For starters, there are problems with the staff, which often does not have any Arabic language skills or a background in broadcast journalism:

Alhurra’s president, Brian Conniff, does not speak Arabic and is unable to understand anything broadcast on the radio and television networks he is paid to manage. Conniff has no journalism experience and worked previously as a government auditor. His news director, Daniel Nassif, grew up in Lebanon and has no background in television. Before coming to the network, he helped promote the political aspirations in Washington of a Lebanese Christian former general.

Then there is the accounting, which has failed to track millions in taxpayer dollars:

Financial accountability also appears to be lacking. In its four years, the network has been unable to provide full documentation to auditors to account for its spending, according to two people familiar with the records and a 2006 report by the Government Accountability Office.

(The GAO report is here.)

Meanwhile, the station may have been doing more harm that good for America’s image in the Middle East. Along with the story, ProPublica also publishes a series of documents showing the complaints about al-Hurra filtering into the State Department and Congress in recent years.

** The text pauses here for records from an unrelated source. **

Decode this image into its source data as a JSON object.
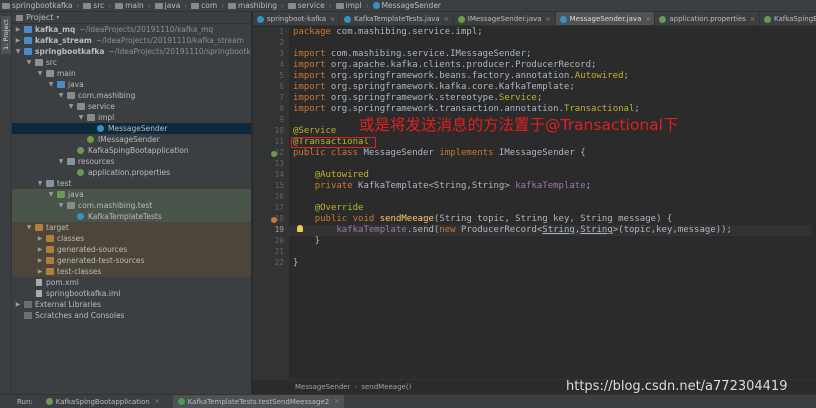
{
  "breadcrumb": [
    "springbootkafka",
    "src",
    "main",
    "java",
    "com",
    "mashibing",
    "service",
    "impl",
    "MessageSender"
  ],
  "left_strip": {
    "project_tab": "1: Project"
  },
  "project_panel": {
    "title": "Project",
    "tree": [
      {
        "label": "kafka_mq",
        "sub": "~/IdeaProjects/20191110/kafka_mq",
        "bold": true
      },
      {
        "label": "kafka_stream",
        "sub": "~/IdeaProjects/20191110/kafka_stream",
        "bold": true
      },
      {
        "label": "springbootkafka",
        "sub": "~/IdeaProjects/20191110/springbootkafka",
        "bold": true
      },
      {
        "label": "src"
      },
      {
        "label": "main"
      },
      {
        "label": "java"
      },
      {
        "label": "com.mashibing"
      },
      {
        "label": "service"
      },
      {
        "label": "impl"
      },
      {
        "label": "MessageSender"
      },
      {
        "label": "IMessageSender"
      },
      {
        "label": "KafkaSpingBootapplication"
      },
      {
        "label": "resources"
      },
      {
        "label": "application.properties"
      },
      {
        "label": "test"
      },
      {
        "label": "java"
      },
      {
        "label": "com.mashibing.test"
      },
      {
        "label": "KafkaTemplateTests"
      },
      {
        "label": "target"
      },
      {
        "label": "classes"
      },
      {
        "label": "generated-sources"
      },
      {
        "label": "generated-test-sources"
      },
      {
        "label": "test-classes"
      },
      {
        "label": "pom.xml"
      },
      {
        "label": "springbootkafka.iml"
      },
      {
        "label": "External Libraries"
      },
      {
        "label": "Scratches and Consoles"
      }
    ]
  },
  "tabs": [
    {
      "label": "springboot-kafka",
      "active": false
    },
    {
      "label": "KafkaTemplateTests.java",
      "active": false
    },
    {
      "label": "IMessageSender.java",
      "active": false
    },
    {
      "label": "MessageSender.java",
      "active": true
    },
    {
      "label": "application.properties",
      "active": false
    },
    {
      "label": "KafkaSpingBootapplication.ja",
      "active": false
    }
  ],
  "editor": {
    "line_numbers": [
      "1",
      "2",
      "3",
      "4",
      "5",
      "6",
      "7",
      "8",
      "9",
      "10",
      "11",
      "12",
      "13",
      "14",
      "15",
      "16",
      "17",
      "18",
      "19",
      "20",
      "21",
      "22"
    ],
    "current_line": "19",
    "annotation_text": "或是将发送消息的方法置于@Transactional下"
  },
  "editor_breadcrumb": [
    "MessageSender",
    "sendMeeage()"
  ],
  "run_bar": {
    "label": "Run:",
    "tabs": [
      "KafkaSpingBootapplication",
      "KafkaTemplateTests.testSendMeessage2"
    ]
  },
  "watermark": "https://blog.csdn.net/a772304419",
  "colors": {
    "background": "#2b2b2b",
    "panel": "#3c3f41",
    "keyword": "#cc7832",
    "annotation": "#bbb529",
    "field": "#9876aa",
    "method": "#ffc66d",
    "text": "#a9b7c6",
    "highlight_red": "#e02020",
    "selection": "#0d293e"
  }
}
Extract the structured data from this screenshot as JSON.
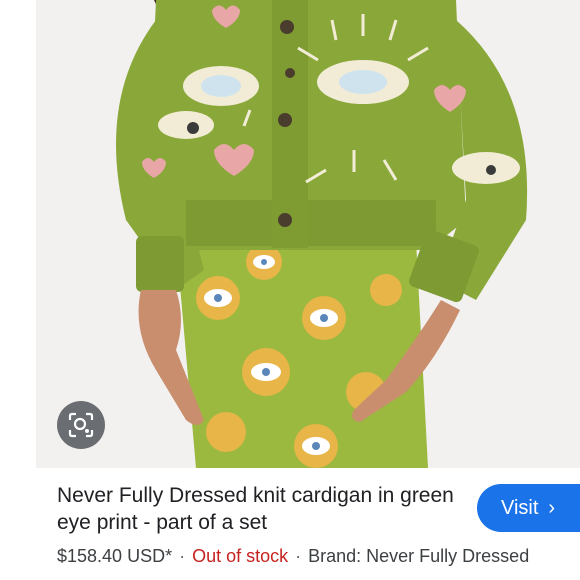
{
  "product": {
    "title": "Never Fully Dressed knit cardigan in green eye print - part of a set",
    "price": "$158.40 USD*",
    "stock_status": "Out of stock",
    "brand": "Brand: Never Fully Dressed",
    "separator": "·"
  },
  "actions": {
    "visit_label": "Visit",
    "visit_chevron": "›",
    "lens_icon": "lens-search-icon"
  },
  "colors": {
    "cardigan_green": "#8aa83a",
    "skirt_green": "#9bb83f",
    "link_blue": "#1a73e8",
    "out_of_stock_red": "#c5221f"
  }
}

One incident that seems to summarize the station’s problems came when a reporter last year provided credulous coverage of a Holocaust deniers’ conference in Tehran. “The reporter who covered the conference told viewers that Jews had provided no scientific evidence of the Holocaust,” ProPublica reports.

As word of this report got back to Washington, Congress demanded that the station fire the reporter, Ahmad Amin. Top executives assured lawmakers that he was gone. But the ProPublica investigation found that Amin remained on staff until just a few weeks ago.

There’s also evidence that the station was exacerbating the sectarian tensions in Iraq last year as death squads roamed the streets of Baghdad and American troop casualties reached their peak:

Alberto Fernandez, an Arabic speaker who served as the top public diplomacy officer for the Middle East until recently, wrote [Undersecretary of State for Public Diplomacy Karen] Hughes in May 2007 that Alhurra’s Baghdad operation was stocked “with radical Shi’a Islamists who favored their political brethren and discriminated against and intimidated members of other parties … especially during the Iraqi electoral season.”

Beyond Iraq, anti-American sentiments were given prominent voice:

When Hezbollah leader Hassan Nasrallah railed against the U.S. government and threatened Israel, Alhurra carried it live and unedited. When U.S. combat deaths in Iraq surpassed 4,000 in March, Radio Sawa interviewed an anonymous militant who told listeners: “Occupation is occupation. We need to resist them and kill more than 4,000.” In March, Alhurra aired a documentary on the “The Crusades” — a series of military campaigns that Christian Europe waged against the Muslim world during the Middle Ages. Muslim staffers saw the program as an unfortunate reprise of Bush’s 2001 comment that the coming “war on terrorism,” would be a “crusade.”

The Washington Post also has a story about al-Hurra in today’s paper that comes to a similar conclusion about the station’s success.

James Martone, a former CNN Middle East correspondent, was hired by al-Hurra as a producer in early 2007. Fluent in Arabic, he acted as an unofficial watchdog, cataloguing errors and reporting them to senior management. He said he had to teach many al-Hurra staffers the basics of what they could or could not say on the air.

“There were a lot of people working for the organization who weren’t really journalists,” said Martone, who resigned after several months. “When I started pointing out what was actually on the air, it became my full-time job. . . . The people upstairs, the Americans, I don’t think they knew what was going on.”

Late Update: Rep. Ileana Ros-Lehtinen (R-FL) fired off a letter this morning asking that House foreign relations committee Chairman Howard Berman (D-CA) “hold immediate oversight hearings and initiate an investigation” of al-Hurra.